Estimates suggest this PPP model could save 2–8% annually (US$36–144 million) over 3–5 years, with operating costs around 2.5% of total medical supply spending (US$45 million), or lower with integrated services.

An Opportunity for Fiscal Efficiency in Healthcare

Rodrigo Krell emphasized that these proposals offer a real opportunity to curb rising health costs via better management, without harming clinical care.

Each strategy—bundling, coordinated purchasing, and logistics modernization—carries a high fiscal impact and relatively low implementation cost.

Bundling could start with outpatient surgery pilots; coordinated procurement can scale quickly with administrative support; and PPPs offer long-term structural transformation. Combined, these actions chart a feasible roadmap for freeing fiscal space while safeguarding healthcare quality.

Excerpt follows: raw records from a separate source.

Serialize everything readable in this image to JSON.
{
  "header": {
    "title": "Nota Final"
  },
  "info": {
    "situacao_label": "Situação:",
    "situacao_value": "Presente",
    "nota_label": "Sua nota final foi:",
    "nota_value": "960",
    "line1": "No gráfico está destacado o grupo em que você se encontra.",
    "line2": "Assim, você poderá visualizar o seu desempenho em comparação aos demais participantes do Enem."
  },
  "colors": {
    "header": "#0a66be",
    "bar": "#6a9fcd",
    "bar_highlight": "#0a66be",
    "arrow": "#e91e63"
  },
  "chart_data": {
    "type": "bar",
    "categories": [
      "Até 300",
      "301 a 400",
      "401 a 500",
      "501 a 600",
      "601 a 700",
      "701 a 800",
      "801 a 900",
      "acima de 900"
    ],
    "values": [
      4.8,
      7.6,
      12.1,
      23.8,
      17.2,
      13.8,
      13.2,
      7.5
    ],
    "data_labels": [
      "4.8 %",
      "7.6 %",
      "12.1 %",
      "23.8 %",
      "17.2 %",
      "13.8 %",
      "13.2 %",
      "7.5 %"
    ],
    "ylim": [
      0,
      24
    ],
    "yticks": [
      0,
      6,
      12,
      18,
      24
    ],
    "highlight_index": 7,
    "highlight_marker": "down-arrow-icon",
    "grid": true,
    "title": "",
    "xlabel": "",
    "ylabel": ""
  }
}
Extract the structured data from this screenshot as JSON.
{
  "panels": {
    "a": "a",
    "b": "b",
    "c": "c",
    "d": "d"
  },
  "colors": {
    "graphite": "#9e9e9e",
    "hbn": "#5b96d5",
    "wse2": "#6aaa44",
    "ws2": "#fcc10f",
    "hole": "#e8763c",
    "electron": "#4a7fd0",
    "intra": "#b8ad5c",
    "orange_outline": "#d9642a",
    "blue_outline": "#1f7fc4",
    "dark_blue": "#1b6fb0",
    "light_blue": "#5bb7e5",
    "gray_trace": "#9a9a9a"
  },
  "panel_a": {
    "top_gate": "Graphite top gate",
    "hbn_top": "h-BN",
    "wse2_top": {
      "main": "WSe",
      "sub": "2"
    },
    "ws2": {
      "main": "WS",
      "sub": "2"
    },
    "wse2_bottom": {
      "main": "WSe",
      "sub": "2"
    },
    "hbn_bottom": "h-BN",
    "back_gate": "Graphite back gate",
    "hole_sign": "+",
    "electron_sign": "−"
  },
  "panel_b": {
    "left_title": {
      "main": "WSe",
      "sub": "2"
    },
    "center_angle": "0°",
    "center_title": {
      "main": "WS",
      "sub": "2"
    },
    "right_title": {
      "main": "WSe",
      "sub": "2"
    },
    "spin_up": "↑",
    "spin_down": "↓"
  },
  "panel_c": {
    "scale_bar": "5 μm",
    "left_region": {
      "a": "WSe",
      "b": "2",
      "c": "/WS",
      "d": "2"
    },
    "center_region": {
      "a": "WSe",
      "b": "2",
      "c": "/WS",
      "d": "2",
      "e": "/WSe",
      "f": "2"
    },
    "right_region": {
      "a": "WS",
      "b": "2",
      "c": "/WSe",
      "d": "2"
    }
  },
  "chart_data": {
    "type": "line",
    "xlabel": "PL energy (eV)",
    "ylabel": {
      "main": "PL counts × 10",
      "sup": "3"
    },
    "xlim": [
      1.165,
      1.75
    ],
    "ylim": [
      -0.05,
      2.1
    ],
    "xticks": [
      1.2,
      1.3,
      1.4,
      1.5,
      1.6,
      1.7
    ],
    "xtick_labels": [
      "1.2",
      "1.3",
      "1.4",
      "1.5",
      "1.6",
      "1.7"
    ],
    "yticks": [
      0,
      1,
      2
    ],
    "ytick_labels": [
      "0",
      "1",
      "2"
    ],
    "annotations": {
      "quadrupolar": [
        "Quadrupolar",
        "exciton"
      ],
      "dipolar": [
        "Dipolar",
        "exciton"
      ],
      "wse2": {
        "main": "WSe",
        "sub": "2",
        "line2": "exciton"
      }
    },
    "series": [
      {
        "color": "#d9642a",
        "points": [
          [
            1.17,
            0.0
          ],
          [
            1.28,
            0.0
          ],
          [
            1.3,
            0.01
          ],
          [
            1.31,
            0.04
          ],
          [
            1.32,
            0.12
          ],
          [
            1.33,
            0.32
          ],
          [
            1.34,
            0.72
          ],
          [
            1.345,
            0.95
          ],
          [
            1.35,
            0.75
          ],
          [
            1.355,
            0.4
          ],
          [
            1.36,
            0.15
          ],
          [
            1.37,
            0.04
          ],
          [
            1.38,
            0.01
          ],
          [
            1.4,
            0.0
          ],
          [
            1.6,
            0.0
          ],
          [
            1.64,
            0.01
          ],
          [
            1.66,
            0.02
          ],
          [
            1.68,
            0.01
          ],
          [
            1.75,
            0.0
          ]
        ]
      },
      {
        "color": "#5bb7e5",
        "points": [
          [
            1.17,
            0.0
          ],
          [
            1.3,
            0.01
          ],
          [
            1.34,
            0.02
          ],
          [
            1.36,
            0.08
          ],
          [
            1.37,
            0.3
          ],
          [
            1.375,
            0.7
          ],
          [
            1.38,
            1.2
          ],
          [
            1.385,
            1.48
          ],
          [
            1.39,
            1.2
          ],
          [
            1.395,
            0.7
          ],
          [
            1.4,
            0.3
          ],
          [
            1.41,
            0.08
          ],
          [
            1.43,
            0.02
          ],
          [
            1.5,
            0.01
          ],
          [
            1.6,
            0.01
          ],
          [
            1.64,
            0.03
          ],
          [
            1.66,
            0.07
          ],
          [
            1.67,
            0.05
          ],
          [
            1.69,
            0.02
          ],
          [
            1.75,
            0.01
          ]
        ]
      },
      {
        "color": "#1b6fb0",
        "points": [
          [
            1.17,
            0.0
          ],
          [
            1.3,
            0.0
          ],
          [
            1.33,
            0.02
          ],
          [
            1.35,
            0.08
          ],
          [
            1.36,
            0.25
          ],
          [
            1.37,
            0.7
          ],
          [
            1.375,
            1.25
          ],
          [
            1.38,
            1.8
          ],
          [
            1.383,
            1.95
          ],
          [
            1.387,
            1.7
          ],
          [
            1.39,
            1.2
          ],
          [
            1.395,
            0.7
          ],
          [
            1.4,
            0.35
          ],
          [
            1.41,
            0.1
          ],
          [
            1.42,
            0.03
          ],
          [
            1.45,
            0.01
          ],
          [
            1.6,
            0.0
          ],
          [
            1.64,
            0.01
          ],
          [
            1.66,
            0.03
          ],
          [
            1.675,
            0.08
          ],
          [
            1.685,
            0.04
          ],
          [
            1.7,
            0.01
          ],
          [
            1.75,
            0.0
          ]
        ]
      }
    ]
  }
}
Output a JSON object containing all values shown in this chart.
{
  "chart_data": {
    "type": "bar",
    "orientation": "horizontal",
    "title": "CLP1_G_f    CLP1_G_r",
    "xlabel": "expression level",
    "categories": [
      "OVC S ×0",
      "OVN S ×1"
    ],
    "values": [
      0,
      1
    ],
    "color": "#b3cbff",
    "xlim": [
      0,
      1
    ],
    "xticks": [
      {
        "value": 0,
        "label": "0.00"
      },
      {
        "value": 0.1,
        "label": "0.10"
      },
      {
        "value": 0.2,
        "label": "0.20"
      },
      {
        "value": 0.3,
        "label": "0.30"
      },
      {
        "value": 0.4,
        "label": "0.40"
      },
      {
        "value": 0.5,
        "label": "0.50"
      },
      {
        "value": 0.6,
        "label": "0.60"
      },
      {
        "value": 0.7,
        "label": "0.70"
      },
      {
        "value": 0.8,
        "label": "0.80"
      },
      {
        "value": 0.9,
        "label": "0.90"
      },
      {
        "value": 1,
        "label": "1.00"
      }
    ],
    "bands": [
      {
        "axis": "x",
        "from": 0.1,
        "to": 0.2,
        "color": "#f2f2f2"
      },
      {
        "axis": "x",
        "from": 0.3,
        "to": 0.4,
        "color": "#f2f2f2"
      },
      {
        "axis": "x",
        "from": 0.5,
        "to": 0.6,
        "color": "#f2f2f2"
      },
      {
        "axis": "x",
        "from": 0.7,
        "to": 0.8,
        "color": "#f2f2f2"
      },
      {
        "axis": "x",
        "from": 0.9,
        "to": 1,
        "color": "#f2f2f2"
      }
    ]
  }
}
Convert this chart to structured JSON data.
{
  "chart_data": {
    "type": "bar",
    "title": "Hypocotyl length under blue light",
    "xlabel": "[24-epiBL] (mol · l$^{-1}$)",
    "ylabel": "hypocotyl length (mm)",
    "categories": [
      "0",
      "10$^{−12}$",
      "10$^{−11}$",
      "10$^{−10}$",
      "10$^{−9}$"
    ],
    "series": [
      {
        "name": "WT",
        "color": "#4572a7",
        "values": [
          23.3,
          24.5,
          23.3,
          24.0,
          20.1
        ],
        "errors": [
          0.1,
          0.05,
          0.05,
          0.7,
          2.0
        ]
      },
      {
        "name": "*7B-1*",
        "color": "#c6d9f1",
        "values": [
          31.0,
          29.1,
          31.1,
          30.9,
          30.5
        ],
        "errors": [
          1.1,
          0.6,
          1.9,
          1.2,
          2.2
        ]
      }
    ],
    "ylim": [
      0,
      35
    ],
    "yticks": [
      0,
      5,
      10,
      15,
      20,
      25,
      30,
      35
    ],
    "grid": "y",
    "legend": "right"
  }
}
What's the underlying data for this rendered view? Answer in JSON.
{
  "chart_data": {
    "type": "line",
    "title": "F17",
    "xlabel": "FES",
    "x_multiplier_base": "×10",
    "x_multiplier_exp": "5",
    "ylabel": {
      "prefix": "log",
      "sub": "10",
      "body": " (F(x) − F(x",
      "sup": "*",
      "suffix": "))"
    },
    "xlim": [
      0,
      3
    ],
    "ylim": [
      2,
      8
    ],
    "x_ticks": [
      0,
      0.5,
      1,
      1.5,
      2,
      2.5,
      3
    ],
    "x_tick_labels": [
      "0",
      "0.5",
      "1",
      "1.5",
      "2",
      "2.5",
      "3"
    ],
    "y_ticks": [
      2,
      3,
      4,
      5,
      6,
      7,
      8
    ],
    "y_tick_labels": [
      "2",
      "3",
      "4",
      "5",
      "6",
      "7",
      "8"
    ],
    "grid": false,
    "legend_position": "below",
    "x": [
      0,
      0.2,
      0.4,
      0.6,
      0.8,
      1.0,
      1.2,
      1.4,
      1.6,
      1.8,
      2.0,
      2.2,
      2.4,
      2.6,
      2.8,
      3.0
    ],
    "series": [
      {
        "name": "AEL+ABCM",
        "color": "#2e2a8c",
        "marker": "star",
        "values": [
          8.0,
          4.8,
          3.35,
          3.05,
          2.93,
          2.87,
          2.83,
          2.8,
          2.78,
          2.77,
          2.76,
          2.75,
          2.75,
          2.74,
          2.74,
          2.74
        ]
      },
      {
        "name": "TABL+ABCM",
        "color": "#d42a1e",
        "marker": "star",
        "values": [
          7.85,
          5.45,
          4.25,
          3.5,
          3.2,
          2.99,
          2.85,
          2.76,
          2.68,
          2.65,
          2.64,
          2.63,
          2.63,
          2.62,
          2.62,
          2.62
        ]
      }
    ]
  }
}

The Advisory Commission for Structural Reforms in Public Spending—composed of five experts from academia and public service—was tasked with identifying inefficiencies and making evidence-based proposals to achieve the government’s fiscal goal of a 0.0% structural deficit by 2029.

CNEP reiterated its willingness to support implementation and its ongoing commitment to evidence-based public policy in Chile.